In the light of demand for polished diamonds which is far from spectacular and rising inventory levels, rough diamond trading was "surprisingly upbeat" in April, writes Avi Krawitz in Rapaport, asking whether the industry is again headed for an oversupply of polished goods in the market which will push prices down. De Beers posted its largest sales cycle so far this year at last week’s sight – and that despite raising prices by an average of 2%. Meanwhile, ALROSA sold most of its offering after slightly reducing prices. All in all, these two firms injected around $1 billion worth of rough entered the market in April alone between, and the duo supplied about $2.4 billion worth of rough in the first quarter.

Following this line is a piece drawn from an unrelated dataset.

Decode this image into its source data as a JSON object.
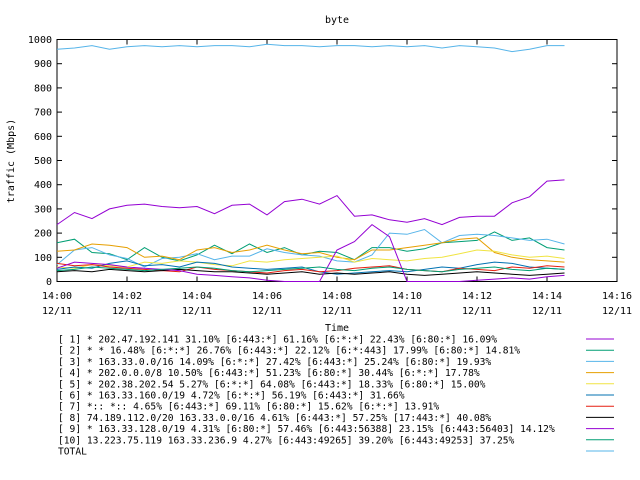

The article is skeptical about a report by analysts at VTB Capital who expect a "strong pick-up in rough sales as cutters and manufacturers are increasingly pressured to reverse unprecedented destocking in 2015.” Krawitz writes that "rough sales in the first quarter should be sufficient to refill the diamond pipeline. Given the experience of last year, one would expect diamond manufacturers and dealers to exercise caution in producing too much polished inventory in 2016. While polished prices have firmed since November on lower stock levels, a slowdown in rough demand is now projected in the coming months if not for the remainder of the year, if the recent polished uptrend is to be sustained."
That is all the more the case because polished demand is highly selective, being steady for dossiers and 1-carat diamonds and weaker for sizes above 3 carats. "That was reflected in the De Beers supply as the company raised prices mainly for goods where polished demand is firm, such as 4-to-8 grainers that yield pointer sizes and 1-carat polished. Prices of rough diamonds that yield less desirable polished were left unchanged." De Beers supply may be more attractive than other sources since the company cut prices in January by about 7%, said one sightholder. That may be why they were happy to buy earlier this month despite the small De Beers price increases.
"Manufacturers ought to assess how they can sustain the positive experience of the first quarter through the slower season and beyond. It would certainly be a shame if the longer term momentum were broken by a build-up of excess inventory yet again. The April rough selling cycle suggested manufacturers might be doing just that at a time when they are, in fact, no longer under pressure to restock the pipeline. There is a sense that a normalized seasonality has returned to the diamond industry after the cycle was broken last year. But as rough demand remained strong in April, it appears that supply will put additional pressure on the polished market during the slower season," the report concludes.